Anonymization methods for health data have been used in practice for at least a decade. While the narrative around anonymization in the popular press emphasizes attacks, all of the published examples have dealt with data sets that were not properly anonymized. When generally accepted statistical and computational techniques have been applied to anonymize health data, subsequent re-identification attempts have failed to produce meaningful results.

Being able to introduce anonymization methods into practice to ensure data custodians are willing to share data for public health purposes is important in the age of such epidemics as Ebola. The efficiency with which we track and investigate outbreaks is directly related to the spread of the disease. There is an urgency to get access to data. And it is not always health data that is important.

Ongoing public health surveillance systems would allow rapid detection of and reaction to outbreaks. But this can only happen if privacy concerns that currently act as a barrier are addressed. Privacy does not have to be an obstacle, but it is an issue that needs be dealt with upfront when these surveillance systems are put into place. We cannot take for granted that data custodians are willing to share their data, even when there is an outbreak, as we saw during H1N1.

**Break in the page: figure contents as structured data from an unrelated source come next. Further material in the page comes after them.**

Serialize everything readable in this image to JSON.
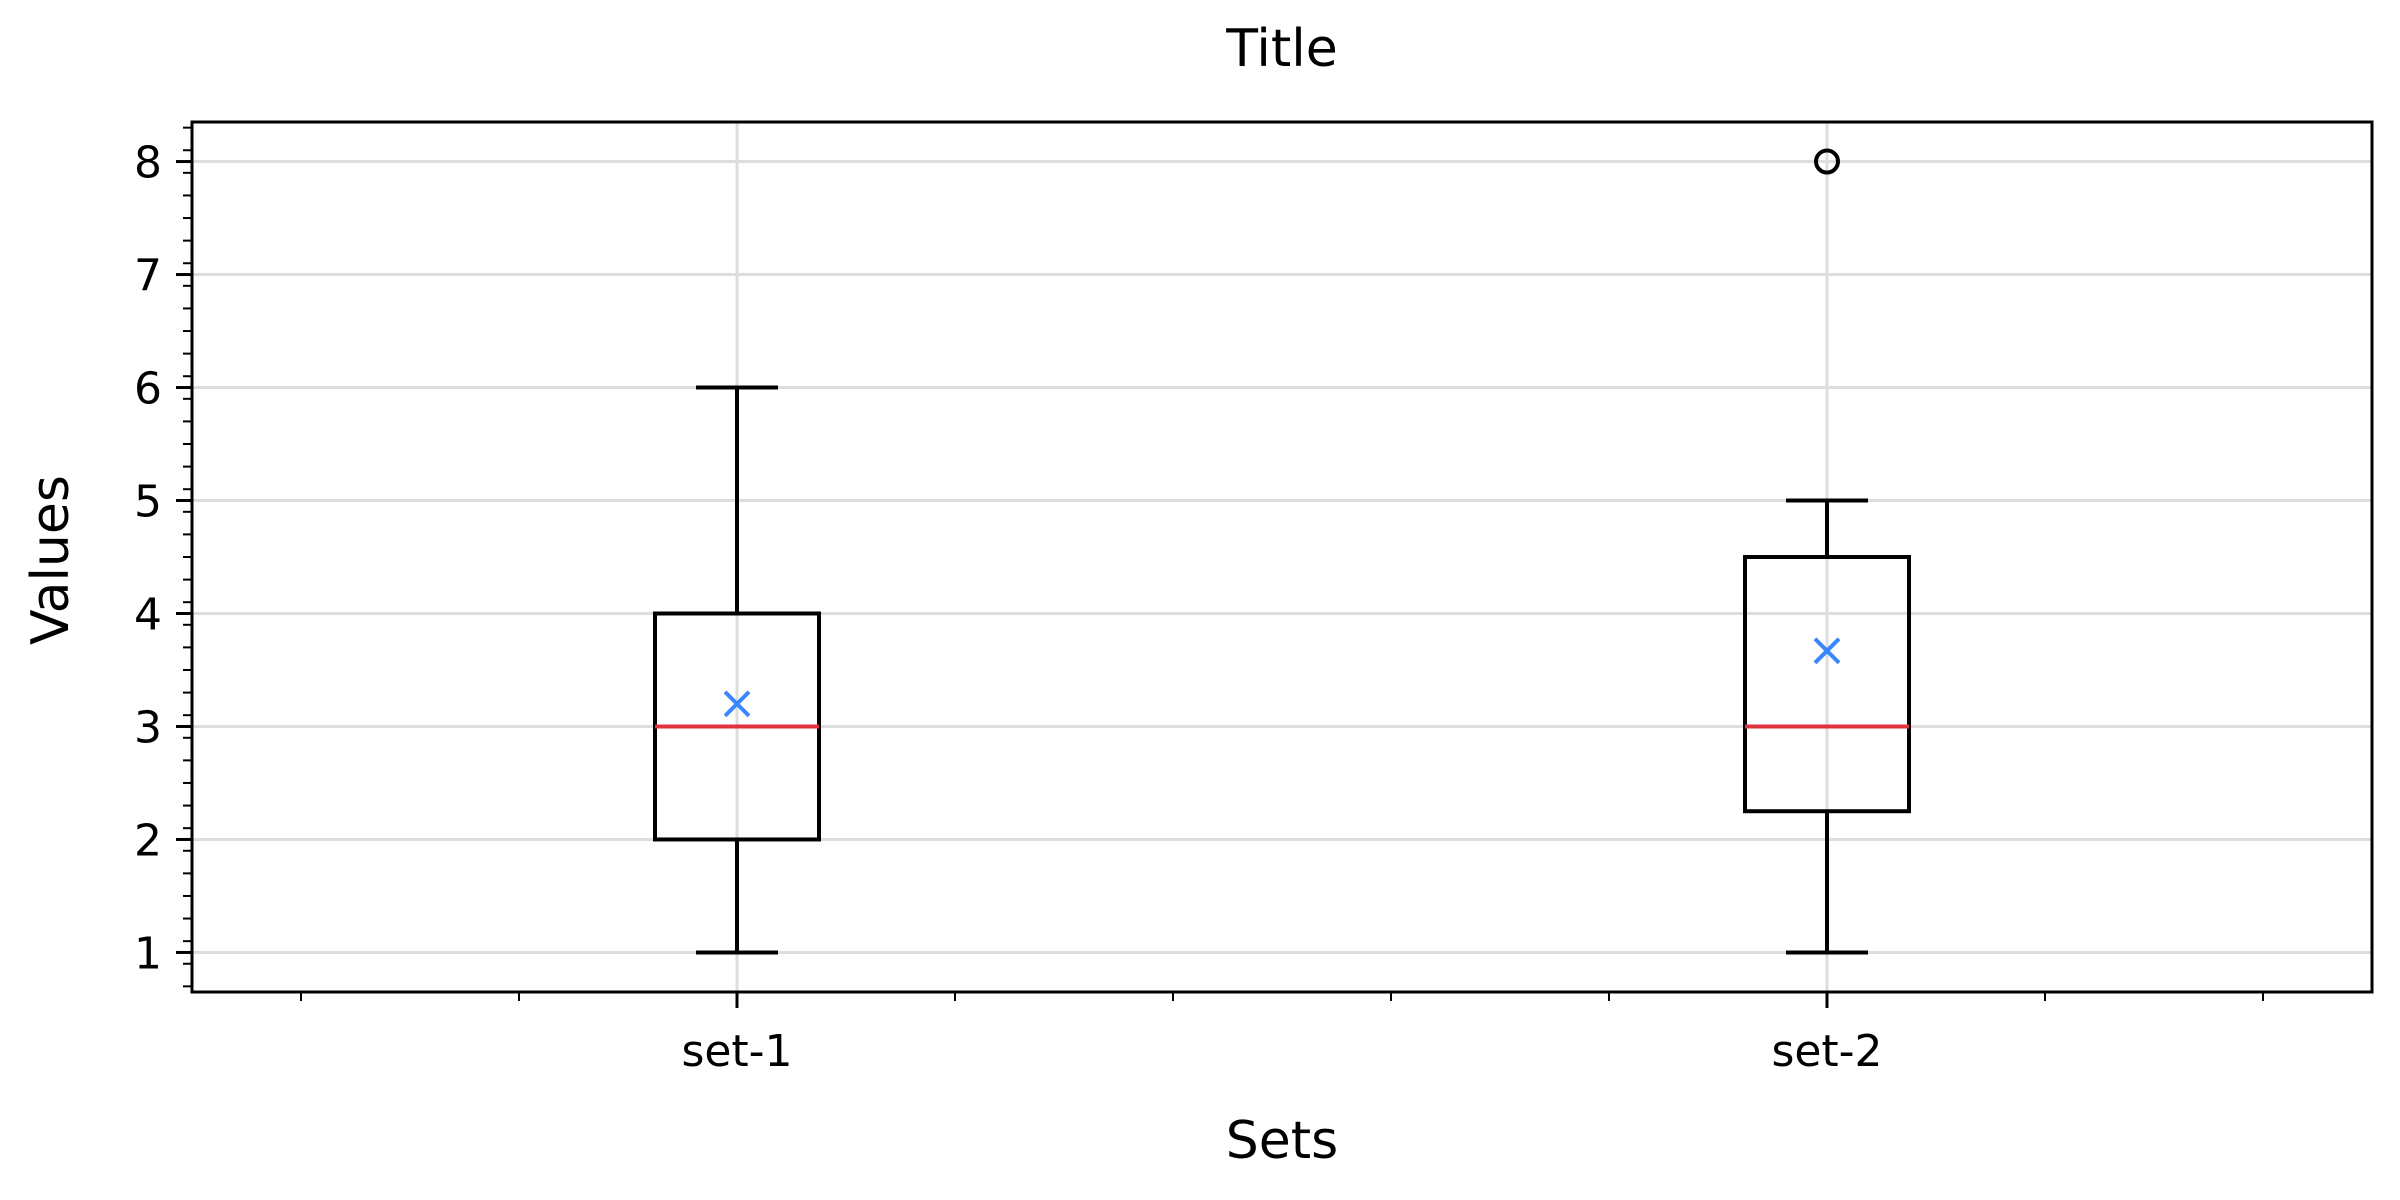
{
  "chart_data": {
    "type": "box",
    "title": "Title",
    "xlabel": "Sets",
    "ylabel": "Values",
    "categories": [
      "set-1",
      "set-2"
    ],
    "ylim": [
      0.65,
      8.35
    ],
    "y_ticks": [
      1,
      2,
      3,
      4,
      5,
      6,
      7,
      8
    ],
    "grid": true,
    "boxes": [
      {
        "name": "set-1",
        "whisker_low": 1,
        "q1": 2,
        "median": 3,
        "q3": 4,
        "whisker_high": 6,
        "mean": 3.2,
        "outliers": []
      },
      {
        "name": "set-2",
        "whisker_low": 1,
        "q1": 2.25,
        "median": 3,
        "q3": 4.5,
        "whisker_high": 5,
        "mean": 3.67,
        "outliers": [
          8
        ]
      }
    ],
    "colors": {
      "box": "#000000",
      "median": "#e0313f",
      "mean": "#3a86ff",
      "grid": "#dddddd"
    }
  }
}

Expecting providers to share personal information en masse is just wishful thinking.

The privacy protocols used must also be transparent and known. The public needs to trust the systems and mechanisms in place are legally and ethically defensible and that adequate governance mechanisms are in place to protect their data.

This is work that needs to be done now, before the next outbreak. If such mechanisms are not put into place, we may see governments compel the release of this data.